What happens when life changes? I have no idea.

liife

Hello everyone!

Maybe you noticed that I haven’t been posting anything for almost two months and I wrote a few words saying that I missed blogging and I would be back. I feel like now is time to explain a bit my life and maybe it’s something that helps me too.

This year, I finally finished high school. 6 years of my life with the same people, in the same place, same teachers and workers, are now over. I have to face adult life. This supposed a big change for me and I needed a few days to get used to that idea. Plus I had a few parties because of this event (one my school organized and one we organized).

Then, I did my FCE exam, which is an international English exam.
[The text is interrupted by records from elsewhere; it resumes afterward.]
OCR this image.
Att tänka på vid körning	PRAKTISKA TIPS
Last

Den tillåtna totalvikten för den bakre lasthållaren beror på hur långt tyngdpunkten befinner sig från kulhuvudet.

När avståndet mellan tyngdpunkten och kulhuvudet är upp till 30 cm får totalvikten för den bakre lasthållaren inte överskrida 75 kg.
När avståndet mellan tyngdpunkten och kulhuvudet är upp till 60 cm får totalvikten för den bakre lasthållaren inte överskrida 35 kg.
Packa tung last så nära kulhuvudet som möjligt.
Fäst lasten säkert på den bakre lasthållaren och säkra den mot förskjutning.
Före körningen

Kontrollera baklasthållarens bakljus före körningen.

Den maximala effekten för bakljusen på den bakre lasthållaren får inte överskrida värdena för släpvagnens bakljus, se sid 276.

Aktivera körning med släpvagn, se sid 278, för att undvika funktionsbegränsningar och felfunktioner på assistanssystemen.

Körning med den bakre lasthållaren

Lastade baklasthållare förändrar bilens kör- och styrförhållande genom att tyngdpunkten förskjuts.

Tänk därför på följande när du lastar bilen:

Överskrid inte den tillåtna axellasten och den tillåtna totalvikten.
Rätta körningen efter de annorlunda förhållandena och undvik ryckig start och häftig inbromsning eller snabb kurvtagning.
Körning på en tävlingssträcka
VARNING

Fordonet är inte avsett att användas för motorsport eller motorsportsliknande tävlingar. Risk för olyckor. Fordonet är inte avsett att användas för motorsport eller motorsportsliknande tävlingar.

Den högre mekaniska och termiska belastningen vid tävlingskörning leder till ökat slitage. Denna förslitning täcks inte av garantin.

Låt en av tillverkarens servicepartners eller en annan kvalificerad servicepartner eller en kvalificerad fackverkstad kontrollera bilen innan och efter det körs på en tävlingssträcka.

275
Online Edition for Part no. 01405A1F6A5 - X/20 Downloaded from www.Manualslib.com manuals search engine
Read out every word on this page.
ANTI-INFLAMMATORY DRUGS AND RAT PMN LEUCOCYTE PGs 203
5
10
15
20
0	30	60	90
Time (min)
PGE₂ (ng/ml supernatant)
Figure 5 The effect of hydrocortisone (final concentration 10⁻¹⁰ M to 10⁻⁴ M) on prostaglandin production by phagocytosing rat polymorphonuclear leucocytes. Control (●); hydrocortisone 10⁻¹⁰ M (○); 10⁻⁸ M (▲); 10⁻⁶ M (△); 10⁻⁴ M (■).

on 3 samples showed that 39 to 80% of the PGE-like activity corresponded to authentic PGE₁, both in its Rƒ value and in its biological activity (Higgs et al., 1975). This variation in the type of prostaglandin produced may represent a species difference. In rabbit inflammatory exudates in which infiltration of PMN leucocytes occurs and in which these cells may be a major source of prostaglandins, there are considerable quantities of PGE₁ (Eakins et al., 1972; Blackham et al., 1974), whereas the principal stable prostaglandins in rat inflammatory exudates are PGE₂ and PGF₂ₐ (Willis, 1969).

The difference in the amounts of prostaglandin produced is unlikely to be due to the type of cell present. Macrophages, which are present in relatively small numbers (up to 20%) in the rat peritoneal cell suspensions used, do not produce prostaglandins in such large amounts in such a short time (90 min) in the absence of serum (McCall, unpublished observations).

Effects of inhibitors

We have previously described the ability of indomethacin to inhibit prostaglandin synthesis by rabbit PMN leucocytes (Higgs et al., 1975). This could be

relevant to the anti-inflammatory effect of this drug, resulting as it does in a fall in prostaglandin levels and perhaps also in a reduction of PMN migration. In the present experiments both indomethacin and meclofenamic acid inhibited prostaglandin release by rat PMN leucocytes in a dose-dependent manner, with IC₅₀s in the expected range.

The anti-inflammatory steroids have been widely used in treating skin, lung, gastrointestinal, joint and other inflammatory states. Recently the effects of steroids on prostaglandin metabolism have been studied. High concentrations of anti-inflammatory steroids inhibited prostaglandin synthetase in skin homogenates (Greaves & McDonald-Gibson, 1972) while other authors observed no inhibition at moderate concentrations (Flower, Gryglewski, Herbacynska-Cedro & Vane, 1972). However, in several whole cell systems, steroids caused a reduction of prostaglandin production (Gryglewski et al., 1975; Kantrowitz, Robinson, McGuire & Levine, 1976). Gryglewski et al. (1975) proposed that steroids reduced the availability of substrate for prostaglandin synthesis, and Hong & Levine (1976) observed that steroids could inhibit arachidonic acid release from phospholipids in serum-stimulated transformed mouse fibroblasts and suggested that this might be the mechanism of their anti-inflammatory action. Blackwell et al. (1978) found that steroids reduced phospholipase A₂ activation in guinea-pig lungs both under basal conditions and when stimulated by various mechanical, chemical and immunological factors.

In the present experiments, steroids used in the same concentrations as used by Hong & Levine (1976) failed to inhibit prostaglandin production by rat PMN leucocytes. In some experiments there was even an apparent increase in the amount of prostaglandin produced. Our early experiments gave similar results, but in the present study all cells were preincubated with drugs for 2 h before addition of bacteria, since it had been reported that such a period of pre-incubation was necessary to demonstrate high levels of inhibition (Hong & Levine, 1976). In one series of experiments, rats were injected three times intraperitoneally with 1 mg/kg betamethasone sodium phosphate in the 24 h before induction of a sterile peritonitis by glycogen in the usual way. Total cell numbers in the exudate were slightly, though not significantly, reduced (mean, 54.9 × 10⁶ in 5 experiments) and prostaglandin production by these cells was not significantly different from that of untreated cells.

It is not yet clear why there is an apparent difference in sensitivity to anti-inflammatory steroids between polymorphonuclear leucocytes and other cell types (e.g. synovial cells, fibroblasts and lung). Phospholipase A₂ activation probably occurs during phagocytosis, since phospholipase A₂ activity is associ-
I studied and worked a lot through the year for that exam, I will know the results on January but I was and I am quite nervous about it.

Also, this is the first time I will be dancing alone. As you may know I dance Flamenco but not until you are learning to teach you are allowed to dance alone. You have your own dance and it’s exhaustive. I not only have my own classes but the ones I teach and it can be very tiring.

Lastly but maybe most important, I had to decide which career I wanted to follow. This was not easy for me. Since I was five and until last year I knew I wanted to be a teacher but then I suddenly didn’t know what I wanted for the future. This year I learnt that I like teaching but I’m not sure I would like to study that and do that. So, high school ended and I needed to decide what to do. Was it easy? Definitely no, but I’m human and I choose, maybe right maybe wrong but it’s part of life (that’s what I’m telling myself, if that is meant for me amazing and if not, well, I can make mistakes too)

Through all these things, very emotional and conflictive sometimes I found I couldn’t keep up with my blog. As it is also part of life and many bloggers do, I took a break and now I’m back. This break didn’t mean I stopped thinking about my blog. That time made me realize I should be more organized (suggestions are welcome) but not only that, I want to make changes. I need to sit one day and think about this but I want a few things to change. Not sure if the difference will be big or small but once I think about them I’ll try to let you know in a post too.

That is all for this post, that is what has been happening. A small explanation of what has been going on in my head and life. Life is changing for sure but I’ll have to learn and live with those things, ‘part of life’ that’s what people say.

I really need to catch up with tags and reviews but that will come with time because it can be overwhelming.

If you read to this point, well thank you so much, you deserve a cookie or something because this wasn’t the funniest or most entertaining post I have ever written.